To craft an adversarial example, we take mainly two steps. In the first, we compute the gradient of \(\mathbf {F} \) with respect to \(\mathbf {X} \) to estimate the direction in which a perturbation in \(\mathbf {X} \) would change \(\mathbf {F} \)’s output. In the second step, we choose a perturbation \(\delta \) of \(\mathbf {X} \) with maximal positive gradient into our target class \(y'\). For malware misclassification, this means that we choose the index \(i = {\mathop {\mathop {\mathsf {arg~max}}}\nolimits _{j\in [1,m], \mathbf {X} _j=0}} \mathbf {F} _0(\mathbf {X} _j)\) that maximizes the change into our target class 0 by changing \(\mathbf {X} _i\). We repeat this process until either (a) we reached the limit for maximum amount of allowed changes or (b) we successfully cause a misclassification. A pseudo-code implementation of the algorithm is given in Algorithm 1.

Ideally, we keep the change small to make sure that we do not cause a negative change of \(\mathbf {F} \) due to intermediate changes of the gradient. For computer vision, this is not an issue since the values of pixels are continuous and can be changed by as arbitrarily small perturbations as permitted by the encoding of the image. In the malware detection case, however, we do not have continuous data, but rather discrete input values: since \(\mathbf {X} \in {0,1}^m\) is a binary indicator vector, our only option is to increase one component in \(\mathbf {X} \) by exactly 1 to retain a valid input to \(\mathbf {F} \). This motivates the changes to the original algorithm in [25].

Note finally that we only consider positive changes for positions j at which \(\mathbf {X} _j=0\), which correspond to adding features the application represented by \(\mathbf {X} \) (since \(\mathbf {X} \) is a binary indicator vector). We discuss this choice in the next subsection.

3.4 Restrictions on Adversarial Examples

To make sure that modifications caused by the above algorithms do not change the application too much, we bound the maximum distortion \(\delta \) applied to the original sample. As in the computer vision case, we only allow distortions \(\delta \) with \(||\delta ||\le k\). We differ, however, in the norm that we apply: in computer vision, the \(L_\infty \) norm is often used to bound the maximum change. In our case, each modification to an entry will always change its value by exactly 1, and we thus use the \(L_1\) norm to bound the overall number of features modified. We further bound the number of features to \(k=20\) (see Appendix B for details).

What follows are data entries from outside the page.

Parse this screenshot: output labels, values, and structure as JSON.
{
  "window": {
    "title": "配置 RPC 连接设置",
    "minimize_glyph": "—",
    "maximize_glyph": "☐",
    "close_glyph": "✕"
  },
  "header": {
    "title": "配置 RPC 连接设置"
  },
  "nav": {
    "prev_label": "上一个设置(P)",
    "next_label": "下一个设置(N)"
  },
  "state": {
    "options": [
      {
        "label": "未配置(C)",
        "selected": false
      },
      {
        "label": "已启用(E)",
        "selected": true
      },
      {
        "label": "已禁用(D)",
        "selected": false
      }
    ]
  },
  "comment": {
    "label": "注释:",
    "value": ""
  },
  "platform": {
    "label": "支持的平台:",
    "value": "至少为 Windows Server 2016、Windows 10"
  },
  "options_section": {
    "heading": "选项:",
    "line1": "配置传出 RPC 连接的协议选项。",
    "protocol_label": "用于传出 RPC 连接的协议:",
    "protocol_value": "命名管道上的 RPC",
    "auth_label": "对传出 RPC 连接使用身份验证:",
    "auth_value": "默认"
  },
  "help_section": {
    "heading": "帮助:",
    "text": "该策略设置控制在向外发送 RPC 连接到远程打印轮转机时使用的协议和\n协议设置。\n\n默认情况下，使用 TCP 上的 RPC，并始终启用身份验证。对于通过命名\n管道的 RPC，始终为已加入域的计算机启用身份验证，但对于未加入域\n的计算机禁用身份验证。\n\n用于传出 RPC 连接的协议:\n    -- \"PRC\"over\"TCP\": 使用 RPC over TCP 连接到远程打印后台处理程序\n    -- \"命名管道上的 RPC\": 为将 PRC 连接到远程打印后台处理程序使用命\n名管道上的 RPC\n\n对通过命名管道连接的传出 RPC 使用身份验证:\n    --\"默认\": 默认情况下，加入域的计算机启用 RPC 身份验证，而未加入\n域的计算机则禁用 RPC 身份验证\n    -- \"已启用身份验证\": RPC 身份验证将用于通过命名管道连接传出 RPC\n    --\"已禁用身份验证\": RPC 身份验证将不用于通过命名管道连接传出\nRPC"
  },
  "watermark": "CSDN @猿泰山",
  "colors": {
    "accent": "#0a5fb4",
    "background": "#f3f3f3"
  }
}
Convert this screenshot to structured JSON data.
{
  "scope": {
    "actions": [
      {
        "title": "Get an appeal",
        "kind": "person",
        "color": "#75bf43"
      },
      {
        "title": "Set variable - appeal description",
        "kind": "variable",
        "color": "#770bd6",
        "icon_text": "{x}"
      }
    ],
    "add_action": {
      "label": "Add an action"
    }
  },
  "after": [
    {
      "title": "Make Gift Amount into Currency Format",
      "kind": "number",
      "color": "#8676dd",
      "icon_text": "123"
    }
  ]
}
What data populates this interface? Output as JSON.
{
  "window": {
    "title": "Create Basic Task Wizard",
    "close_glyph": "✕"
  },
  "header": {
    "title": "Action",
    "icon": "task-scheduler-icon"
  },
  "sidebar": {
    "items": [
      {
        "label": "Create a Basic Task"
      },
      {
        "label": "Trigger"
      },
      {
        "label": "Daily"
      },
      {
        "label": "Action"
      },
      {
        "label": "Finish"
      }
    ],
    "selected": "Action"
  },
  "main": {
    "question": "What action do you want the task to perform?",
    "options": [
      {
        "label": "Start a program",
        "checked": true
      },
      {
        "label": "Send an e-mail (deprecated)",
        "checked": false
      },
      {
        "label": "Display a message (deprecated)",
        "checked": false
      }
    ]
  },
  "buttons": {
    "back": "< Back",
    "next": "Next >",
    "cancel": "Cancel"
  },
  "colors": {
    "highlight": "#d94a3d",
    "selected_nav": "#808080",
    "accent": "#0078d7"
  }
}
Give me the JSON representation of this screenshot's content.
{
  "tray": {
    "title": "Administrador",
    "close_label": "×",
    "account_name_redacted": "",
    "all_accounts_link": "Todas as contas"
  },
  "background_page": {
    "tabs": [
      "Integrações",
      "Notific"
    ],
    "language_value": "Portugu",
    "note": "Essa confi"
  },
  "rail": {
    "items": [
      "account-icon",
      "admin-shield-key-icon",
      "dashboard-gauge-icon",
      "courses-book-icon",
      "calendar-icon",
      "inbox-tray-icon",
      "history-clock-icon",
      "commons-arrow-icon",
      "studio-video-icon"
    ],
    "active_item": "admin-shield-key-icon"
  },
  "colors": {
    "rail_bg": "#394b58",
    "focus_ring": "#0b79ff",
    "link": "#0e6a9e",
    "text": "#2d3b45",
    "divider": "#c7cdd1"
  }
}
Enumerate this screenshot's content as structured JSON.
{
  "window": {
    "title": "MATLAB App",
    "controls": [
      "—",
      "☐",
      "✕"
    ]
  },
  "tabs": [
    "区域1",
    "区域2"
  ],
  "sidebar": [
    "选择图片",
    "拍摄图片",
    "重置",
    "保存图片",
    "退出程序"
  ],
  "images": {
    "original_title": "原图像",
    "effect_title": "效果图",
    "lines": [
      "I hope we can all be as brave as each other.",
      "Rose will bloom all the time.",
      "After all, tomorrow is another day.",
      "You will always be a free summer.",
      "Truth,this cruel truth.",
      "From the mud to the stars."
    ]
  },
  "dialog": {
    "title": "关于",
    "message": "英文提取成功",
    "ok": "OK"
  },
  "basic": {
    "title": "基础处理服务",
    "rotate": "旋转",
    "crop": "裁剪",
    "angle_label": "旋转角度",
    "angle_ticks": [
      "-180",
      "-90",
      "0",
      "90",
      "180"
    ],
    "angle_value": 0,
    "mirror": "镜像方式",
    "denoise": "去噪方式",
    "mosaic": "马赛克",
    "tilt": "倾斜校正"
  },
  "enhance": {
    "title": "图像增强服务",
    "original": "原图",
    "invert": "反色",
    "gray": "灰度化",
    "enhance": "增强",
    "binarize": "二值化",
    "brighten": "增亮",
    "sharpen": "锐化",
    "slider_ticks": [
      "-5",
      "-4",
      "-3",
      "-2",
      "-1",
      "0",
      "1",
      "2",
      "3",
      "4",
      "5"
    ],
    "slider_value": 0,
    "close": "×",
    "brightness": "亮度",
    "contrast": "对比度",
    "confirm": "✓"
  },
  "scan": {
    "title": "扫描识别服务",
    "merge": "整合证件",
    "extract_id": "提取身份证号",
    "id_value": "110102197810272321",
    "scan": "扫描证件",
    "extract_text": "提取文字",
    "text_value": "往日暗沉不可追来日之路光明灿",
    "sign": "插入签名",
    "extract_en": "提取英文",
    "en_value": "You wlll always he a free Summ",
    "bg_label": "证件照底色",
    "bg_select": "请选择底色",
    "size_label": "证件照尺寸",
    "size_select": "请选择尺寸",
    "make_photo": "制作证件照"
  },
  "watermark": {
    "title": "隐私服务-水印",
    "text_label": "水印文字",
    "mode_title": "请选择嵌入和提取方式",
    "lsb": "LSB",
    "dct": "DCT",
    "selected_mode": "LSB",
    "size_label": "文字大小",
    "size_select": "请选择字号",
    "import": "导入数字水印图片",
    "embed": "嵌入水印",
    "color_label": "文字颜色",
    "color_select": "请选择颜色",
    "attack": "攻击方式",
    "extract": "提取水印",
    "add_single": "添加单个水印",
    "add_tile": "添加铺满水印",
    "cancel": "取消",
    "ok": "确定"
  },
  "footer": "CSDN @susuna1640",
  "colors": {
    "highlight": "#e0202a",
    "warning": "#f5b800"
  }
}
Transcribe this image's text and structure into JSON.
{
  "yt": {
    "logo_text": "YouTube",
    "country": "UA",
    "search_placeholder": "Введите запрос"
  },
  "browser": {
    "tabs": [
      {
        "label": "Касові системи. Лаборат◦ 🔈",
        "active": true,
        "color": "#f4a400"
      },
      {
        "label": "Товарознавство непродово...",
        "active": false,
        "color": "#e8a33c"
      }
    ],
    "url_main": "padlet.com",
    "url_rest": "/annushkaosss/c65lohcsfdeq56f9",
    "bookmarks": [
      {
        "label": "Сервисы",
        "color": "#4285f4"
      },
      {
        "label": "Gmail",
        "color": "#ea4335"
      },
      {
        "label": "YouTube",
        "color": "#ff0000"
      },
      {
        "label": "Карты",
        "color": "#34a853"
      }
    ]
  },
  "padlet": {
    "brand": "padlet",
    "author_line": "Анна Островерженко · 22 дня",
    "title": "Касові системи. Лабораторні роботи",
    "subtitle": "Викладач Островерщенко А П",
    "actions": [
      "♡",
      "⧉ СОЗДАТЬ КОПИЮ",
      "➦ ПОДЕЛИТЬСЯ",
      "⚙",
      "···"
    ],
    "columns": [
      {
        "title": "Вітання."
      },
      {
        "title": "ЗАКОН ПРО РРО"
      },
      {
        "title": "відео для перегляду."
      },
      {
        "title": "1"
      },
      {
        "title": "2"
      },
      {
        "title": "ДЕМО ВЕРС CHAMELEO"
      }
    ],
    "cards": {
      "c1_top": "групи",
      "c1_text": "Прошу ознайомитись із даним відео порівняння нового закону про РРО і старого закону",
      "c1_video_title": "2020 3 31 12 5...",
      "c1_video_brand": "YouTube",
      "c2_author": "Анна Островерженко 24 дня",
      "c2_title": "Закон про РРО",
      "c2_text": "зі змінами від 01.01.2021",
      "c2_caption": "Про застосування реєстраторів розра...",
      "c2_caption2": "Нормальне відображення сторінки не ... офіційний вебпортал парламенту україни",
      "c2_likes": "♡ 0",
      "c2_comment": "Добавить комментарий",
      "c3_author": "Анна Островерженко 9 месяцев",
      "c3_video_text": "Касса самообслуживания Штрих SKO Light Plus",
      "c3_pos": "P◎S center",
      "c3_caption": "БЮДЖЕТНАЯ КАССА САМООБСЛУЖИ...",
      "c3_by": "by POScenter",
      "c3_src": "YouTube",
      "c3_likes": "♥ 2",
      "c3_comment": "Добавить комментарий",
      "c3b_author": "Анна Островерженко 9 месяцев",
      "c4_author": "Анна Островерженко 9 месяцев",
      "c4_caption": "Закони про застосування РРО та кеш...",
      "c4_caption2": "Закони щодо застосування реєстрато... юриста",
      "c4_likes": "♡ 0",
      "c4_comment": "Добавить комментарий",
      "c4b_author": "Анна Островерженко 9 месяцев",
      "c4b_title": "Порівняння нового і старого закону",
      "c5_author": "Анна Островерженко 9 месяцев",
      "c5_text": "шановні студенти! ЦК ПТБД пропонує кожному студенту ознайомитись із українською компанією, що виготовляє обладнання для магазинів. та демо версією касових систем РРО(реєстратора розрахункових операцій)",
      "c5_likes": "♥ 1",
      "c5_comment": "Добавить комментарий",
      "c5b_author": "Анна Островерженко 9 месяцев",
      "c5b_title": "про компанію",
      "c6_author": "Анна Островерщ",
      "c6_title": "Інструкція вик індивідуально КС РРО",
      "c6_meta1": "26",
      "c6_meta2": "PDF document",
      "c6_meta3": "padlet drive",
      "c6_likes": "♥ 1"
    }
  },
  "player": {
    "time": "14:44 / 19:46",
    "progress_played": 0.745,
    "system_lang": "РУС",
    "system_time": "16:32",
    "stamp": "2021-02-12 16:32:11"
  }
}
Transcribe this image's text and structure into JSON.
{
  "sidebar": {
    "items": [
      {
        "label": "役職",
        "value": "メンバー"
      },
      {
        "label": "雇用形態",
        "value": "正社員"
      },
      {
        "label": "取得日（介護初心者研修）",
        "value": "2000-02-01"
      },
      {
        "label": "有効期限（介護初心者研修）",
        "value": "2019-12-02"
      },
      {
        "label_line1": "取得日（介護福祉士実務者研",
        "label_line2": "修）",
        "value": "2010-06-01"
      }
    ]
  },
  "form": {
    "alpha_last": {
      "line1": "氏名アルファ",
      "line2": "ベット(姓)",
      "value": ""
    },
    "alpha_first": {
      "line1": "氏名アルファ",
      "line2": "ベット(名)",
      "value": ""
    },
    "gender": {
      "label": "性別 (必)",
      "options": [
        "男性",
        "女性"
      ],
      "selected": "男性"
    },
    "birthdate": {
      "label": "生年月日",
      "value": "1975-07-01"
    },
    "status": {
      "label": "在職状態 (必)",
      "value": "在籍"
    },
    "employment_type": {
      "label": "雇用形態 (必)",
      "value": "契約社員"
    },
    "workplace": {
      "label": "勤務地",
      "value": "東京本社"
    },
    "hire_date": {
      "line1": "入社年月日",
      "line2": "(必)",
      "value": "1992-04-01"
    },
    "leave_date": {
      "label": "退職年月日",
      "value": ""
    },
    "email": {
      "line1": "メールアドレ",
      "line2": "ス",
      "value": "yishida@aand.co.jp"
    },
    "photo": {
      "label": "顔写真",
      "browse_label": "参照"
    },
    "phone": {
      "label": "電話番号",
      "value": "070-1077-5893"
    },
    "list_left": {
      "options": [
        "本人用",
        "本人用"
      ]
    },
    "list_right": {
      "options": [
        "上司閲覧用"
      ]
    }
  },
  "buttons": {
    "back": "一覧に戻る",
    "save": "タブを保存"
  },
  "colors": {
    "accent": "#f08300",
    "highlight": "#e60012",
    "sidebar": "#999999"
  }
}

While the main goal of adversarial example crafting is to achieve misclassification, for malware detection, this cannot happen at the cost of the application’s functionality: feature changes determined by Algorithm 1 can cause the application in question to lose its malware functionality in parts or completely. Additionally, interdependencies between features can cause a single line of code that is added to a malware sample to change several features at the same time. We discuss this issue more in detail in Appendix A.

To maintain the functionality of the adversarial example, we restrict the adversarial crafting algorithm as follows: first, we will only change features that result in a single line of code that needs to be added to the real application. Second, we only modify manifest features which relate to the AndroidManifest.xml file contained in any Android application. Together, both of these restrictions ensure that the original functionality of the application is preserved. Note that this approach only makes the crafting adversarial examples harder: instead of using features that have a high impact on misclassification, we skip those that are not manifest features.

4 Experimental Evaluation

We evaluate the training of the neural network based malware detector and adversarial example-induced misclassification of inputs on it. Through our evaluation, we want to validate the following two hypotheses.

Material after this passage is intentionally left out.